A few patrons exchange looks. Someone whispers Larson again. Someone else whispers core mission and laughs under their breath until the scarred woman elbows them quiet.

Roma steps closer to the projection, putting herself between me and the ship like she is defending a living creature. “The official report stated that the IHC research vessel experienced catastrophic systems failure near the outer core boundary. The wreckage pattern was incomplete. The distress burst contained data fragments inconsistent with total reactor collapse. The recovery fleet spent less than six hours inside the search perimeter before withdrawing.”

“Because six hours near the core is how commanders say they tried without losing another ship,” I say.

“Because they were cowards.”

That word lands. Not because it is fair. Because she means it with the kind of conviction that has burned everything else out of her.

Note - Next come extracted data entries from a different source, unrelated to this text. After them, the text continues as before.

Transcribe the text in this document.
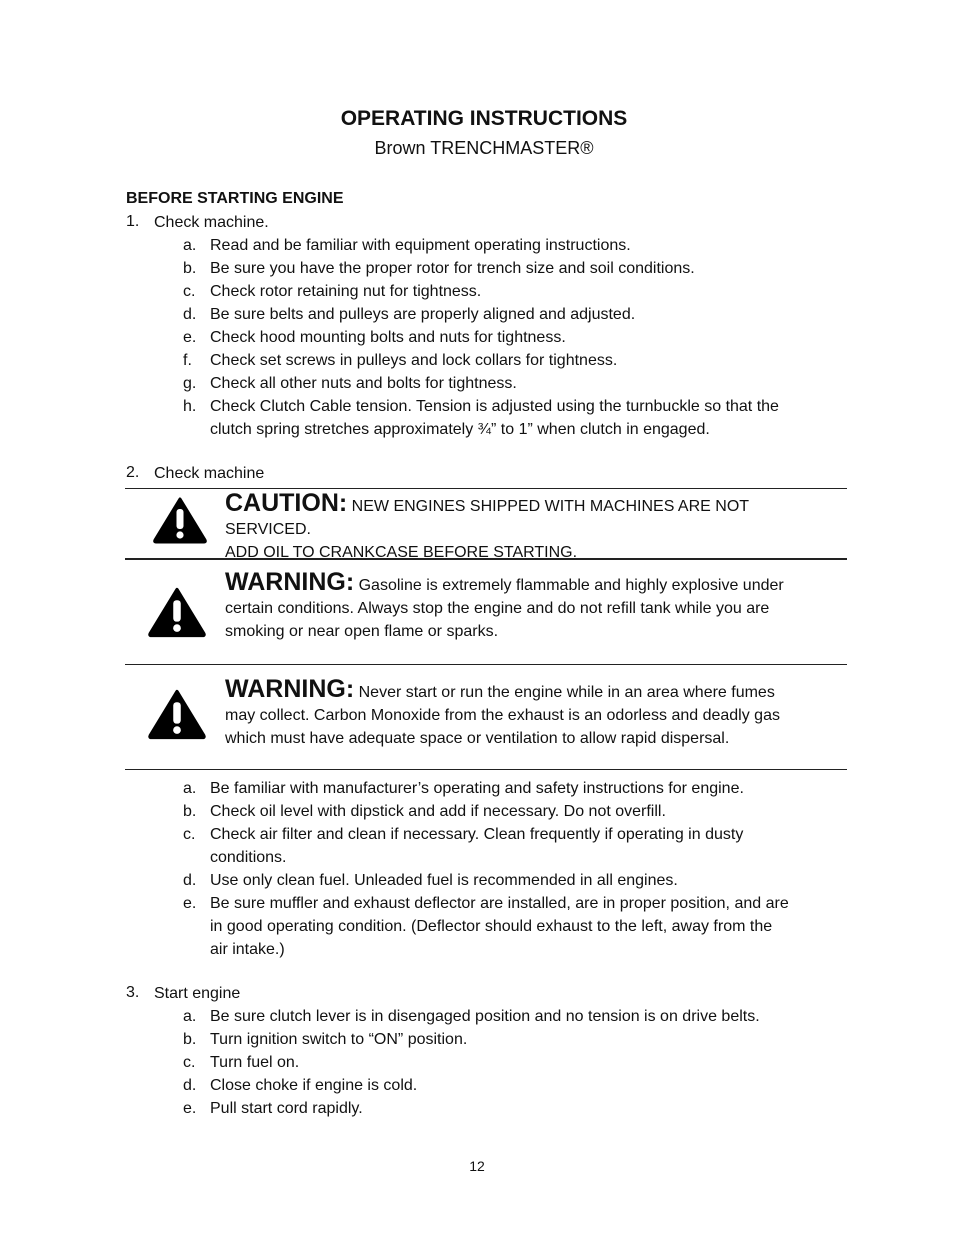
OPERATING INSTRUCTIONS
Brown TRENCHMASTER®
BEFORE STARTING ENGINE
1. Check machine.
a. Read and be familiar with equipment operating instructions.
b. Be sure you have the proper rotor for trench size and soil conditions.
c. Check rotor retaining nut for tightness.
d. Be sure belts and pulleys are properly aligned and adjusted.
e. Check hood mounting bolts and nuts for tightness.
f. Check set screws in pulleys and lock collars for tightness.
g. Check all other nuts and bolts for tightness.
h. Check Clutch Cable tension. Tension is adjusted using the turnbuckle so that the
clutch spring stretches approximately ¾” to 1” when clutch in engaged.
2. Check machine
CAUTION: NEW ENGINES SHIPPED WITH MACHINES ARE NOT SERVICED.
ADD OIL TO CRANKCASE BEFORE STARTING.
WARNING: Gasoline is extremely flammable and highly explosive under
certain conditions. Always stop the engine and do not refill tank while you are
smoking or near open flame or sparks.
WARNING: Never start or run the engine while in an area where fumes
may collect. Carbon Monoxide from the exhaust is an odorless and deadly gas
which must have adequate space or ventilation to allow rapid dispersal.
a. Be familiar with manufacturer’s operating and safety instructions for engine.
b. Check oil level with dipstick and add if necessary. Do not overfill.
c. Check air filter and clean if necessary. Clean frequently if operating in dusty
conditions.
d. Use only clean fuel. Unleaded fuel is recommended in all engines.
e. Be sure muffler and exhaust deflector are installed, are in proper position, and are
in good operating condition. (Deflector should exhaust to the left, away from the
air intake.)
3. Start engine
a. Be sure clutch lever is in disengaged position and no tension is on drive belts.
b. Turn ignition switch to “ON” position.
c. Turn fuel on.
d. Close choke if engine is cold.
e. Pull start cord rapidly.
12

I lean one hip against the bar and fold my arms. “Careful, Roma Larson. Some of the cowards who came home from bad space did so carrying pieces of the people who didn’t.”

Her eyes flash. “And some of them came home because they decided the dead were cheaper than the living.”

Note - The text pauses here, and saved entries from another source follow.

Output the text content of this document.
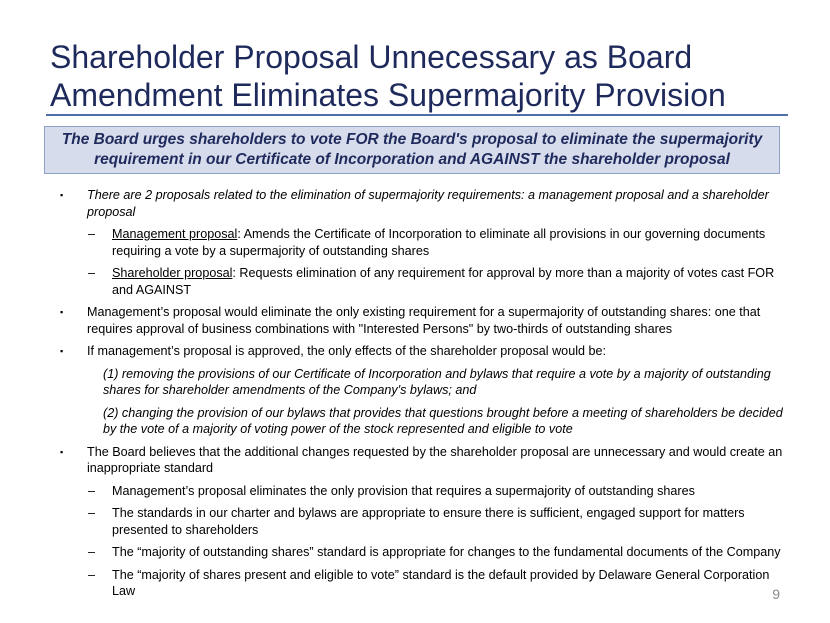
Shareholder Proposal Unnecessary as Board Amendment Eliminates Supermajority Provision
The Board urges shareholders to vote FOR the Board's proposal to eliminate the supermajority requirement in our Certificate of Incorporation and AGAINST the shareholder proposal
▪ There are 2 proposals related to the elimination of supermajority requirements: a management proposal and a shareholder proposal
– Management proposal: Amends the Certificate of Incorporation to eliminate all provisions in our governing documents requiring a vote by a supermajority of outstanding shares
– Shareholder proposal: Requests elimination of any requirement for approval by more than a majority of votes cast FOR and AGAINST
▪ Management’s proposal would eliminate the only existing requirement for a supermajority of outstanding shares: one that requires approval of business combinations with "Interested Persons" by two-thirds of outstanding shares
▪ If management’s proposal is approved, the only effects of the shareholder proposal would be:
(1) removing the provisions of our Certificate of Incorporation and bylaws that require a vote by a majority of outstanding shares for shareholder amendments of the Company's bylaws; and
(2) changing the provision of our bylaws that provides that questions brought before a meeting of shareholders be decided by the vote of a majority of voting power of the stock represented and eligible to vote
▪ The Board believes that the additional changes requested by the shareholder proposal are unnecessary and would create an inappropriate standard
– Management’s proposal eliminates the only provision that requires a supermajority of outstanding shares
– The standards in our charter and bylaws are appropriate to ensure there is sufficient, engaged support for matters presented to shareholders
– The “majority of outstanding shares” standard is appropriate for changes to the fundamental documents of the Company
– The “majority of shares present and eligible to vote” standard is the default provided by Delaware General Corporation Law	9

The scarred woman mutters, “Damn.”

Roma hears but does not look away from me. Her cheeks are flushed now, not with embarrassment, but with heat dragged up from somewhere buried. The disguise is ruined. The room has her name. The drunk is gone. Any sane person would pack the projection away and leave before the night figures out how to become worse.

She does not.

She taps her compad, and the schematic shifts. Layers peel back to expose mathematical overlays, route projections, stressmodels, and bursts of dense notation that make half the room lose interest and the other half lean in despite themselves.

“This is not a fantasy,” she says. “I have spent nine years modeling the gravitational shear patterns around the core’s habitable debris fields. I have mapped drift corridors from archived military wreck data, salvage beacons, research telemetry, and radiation ghosts nobody bothered to correlate because they assumed nothing living could remain inside. My ship is not built to conquer the core. It is built to survive long enough to enter, locate a signal, and get out.”

“Long enough is doing a lot of work in that sentence,” I say.

“So is suicide in yours.”

A pleased sound moves through the crowd. They like blood. They do not care if it comes from fists or words.